Last year, Chen was appointed to set up the Professional Committee for AI Ethics under the Chinese Association for Artificial Intelligence (CAAI), China's only state-level AI association, and to draw up AI ethics guidelines.
Chen said the industry's capacity to put in place ethical guidelines lags far behind its rapid technological development.
How do you balance the improved production efficiency brought by automation with the social costs of the unemployed who lose their jobs?
The stronger AI's abilities, the greater the responsibility those using the technology shoulder. What should they ask themselves?
How do you apply AI technology to help solve major social issues such as upgrading industry, an aging population, uneven distribution of resources and unbalanced economic development?
Chen proposed a new task: to develop the entire system of AI ethics, with ethical guidelines and a set of operating mechanisms to realize them.

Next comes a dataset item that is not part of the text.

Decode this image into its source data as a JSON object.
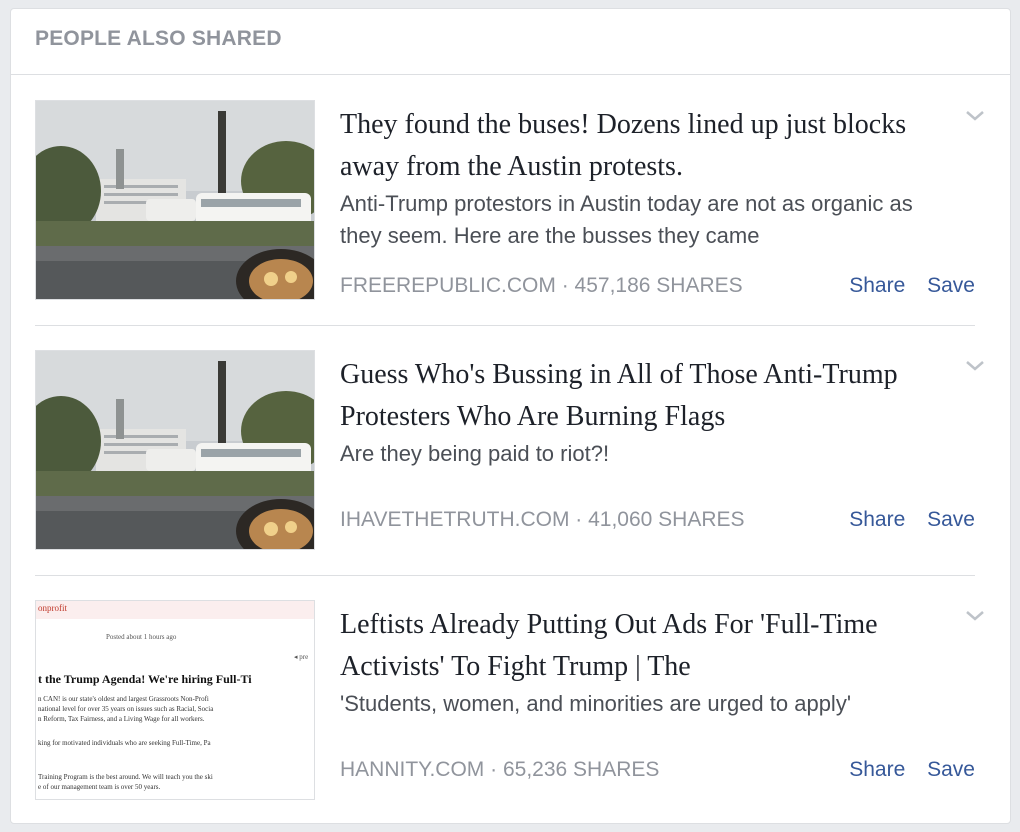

At the Global AI Technology Conference in Nanjing, Jiangsu Province, in May, Li Deyi, CAAI director and Academician of the Chinese Academy of Engineering, said he had great expectations for the AI Ethics committee and was expecting contributions from overseas experts.

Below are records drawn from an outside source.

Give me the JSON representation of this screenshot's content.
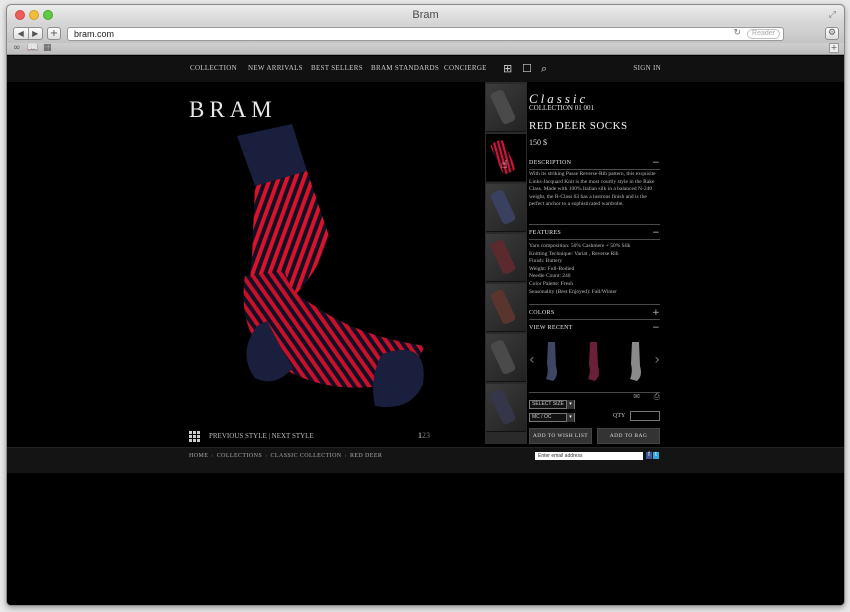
{
  "browser": {
    "title": "Bram",
    "url": "bram.com",
    "reader_label": "Reader",
    "back_icon": "◀",
    "forward_icon": "▶",
    "add_icon": "+",
    "refresh_icon": "↻",
    "gear_icon": "⚙",
    "resize_icon": "⤢",
    "glasses_icon": "∞",
    "book_icon": "📖",
    "grid_icon": "▦"
  },
  "nav": {
    "items": [
      "COLLECTION",
      "NEW ARRIVALS",
      "BEST SELLERS",
      "BRAM STANDARDS",
      "CONCIERGE"
    ],
    "signin": "SIGN IN",
    "gift_icon": "⊞",
    "bag_icon": "☐",
    "search_icon": "⌕"
  },
  "brand": {
    "logo": "BRAM"
  },
  "gallery": {
    "prev_next": "PREVIOUS STYLE | NEXT STYLE",
    "pages": [
      "1",
      "2",
      "3"
    ],
    "active_page": 1
  },
  "product": {
    "series": "Classic",
    "collection": "COLLECTION 01 001",
    "name": "RED DEER SOCKS",
    "price": "150 $",
    "description_title": "DESCRIPTION",
    "description": "With its striking Passe Reverse-Rib pattern, this exquisite Links-Jacquard Knit is the most courtly style in the Rake Class. Made with 100% Italian silk in a balanced N-240 weight, the R-Class 03 has a lustrous finish and is the perfect anchor to a sophisticated wardrobe.",
    "features_title": "FEATURES",
    "features": [
      "Yarn composition: 50% Cashmere + 50% Silk",
      "Knitting Technique: Variat , Reverse Rib",
      "Finish: Buttery",
      "Weight: Full-Bodied",
      "Needle Count: 240",
      "Color Palette: Fresh",
      "Seasonality (Best Enjoyed): Fall/Winter"
    ],
    "colors_title": "COLORS",
    "recent_title": "VIEW RECENT",
    "size_select": "SELECT SIZE",
    "fit_select": "MC / OC",
    "qty_label": "QTY",
    "wishlist_button": "ADD TO WISH LIST",
    "bag_button": "ADD TO BAG",
    "mail_icon": "✉",
    "print_icon": "⎙"
  },
  "footer": {
    "breadcrumb": [
      "HOME",
      "COLLECTIONS",
      "CLASSIC COLLECTION",
      "RED DEER"
    ],
    "email_placeholder": "Enter email address",
    "facebook": "f",
    "twitter": "t"
  },
  "colors": {
    "accent_red": "#d8132a",
    "navy": "#141a36",
    "background": "#000000"
  }
}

Professor Osamu Sakura, of Japan's University of Tokyo and Center for Advanced Intelligence Project, RIKEN, said attitudes to autonomous technologies, including AI and humanoid robots, differ between East and West. Comparative research should be conducted in East Asian cultural areas.
Wendell Wallach, a leading AI ethics expert in the United States, said self-driving cars provide a good metaphor: technology is moving into the driver's seat as a primary determinant of human destiny, and people need to think more about the tradeoffs entailed in AI technologies.
Wallach, of Yale University's Interdisciplinary Center for Bioethics where he chairs technology and ethics studies, said an International Congress for the Governance of AI is to be held in April 2020 and he looked forward to the participation and engagement of Chinese researchers.
Chen shared his opinion on drafting ethics rules, suggesting the guidelines should play a role on three levels.
The upper level is the basic mission of AI, which will remain unchanged for a long time.
The middle level is ethical rules, guided by the mission. When ethical rules are applied to specific AI applications, these are the basic level, the compulsory codes of practice, including technical norms, product standards, and industry regulation.
Chen said the mission of AI ethics should be about maximizing benefits, rather than just put restraints on what can be deployed. It's about directing the technology to improve the condition of all humanity and reducing risks and undesirable consequences, especially solving major social issues.
The CAAI's plan to draft ethics guidelines drew attention from foreign and domestic counterparts. Chen said AI research leaders in tech companies or associations like Microsoft, the China Robot Industry Alliance, Berggruen Research Center of Peking University and Jinri Toutiao have expressed support for his plan.
Jeroen van den Hoven, professor of ethics at Delft University of Technology in the Netherlands, said he and Wallach agreed the US and Europe should have more communication and cooperation with China in AI ethics research.
Given the important role of AI in the lives of all humanity, international collaboration is going to be essential, said van den Hoven.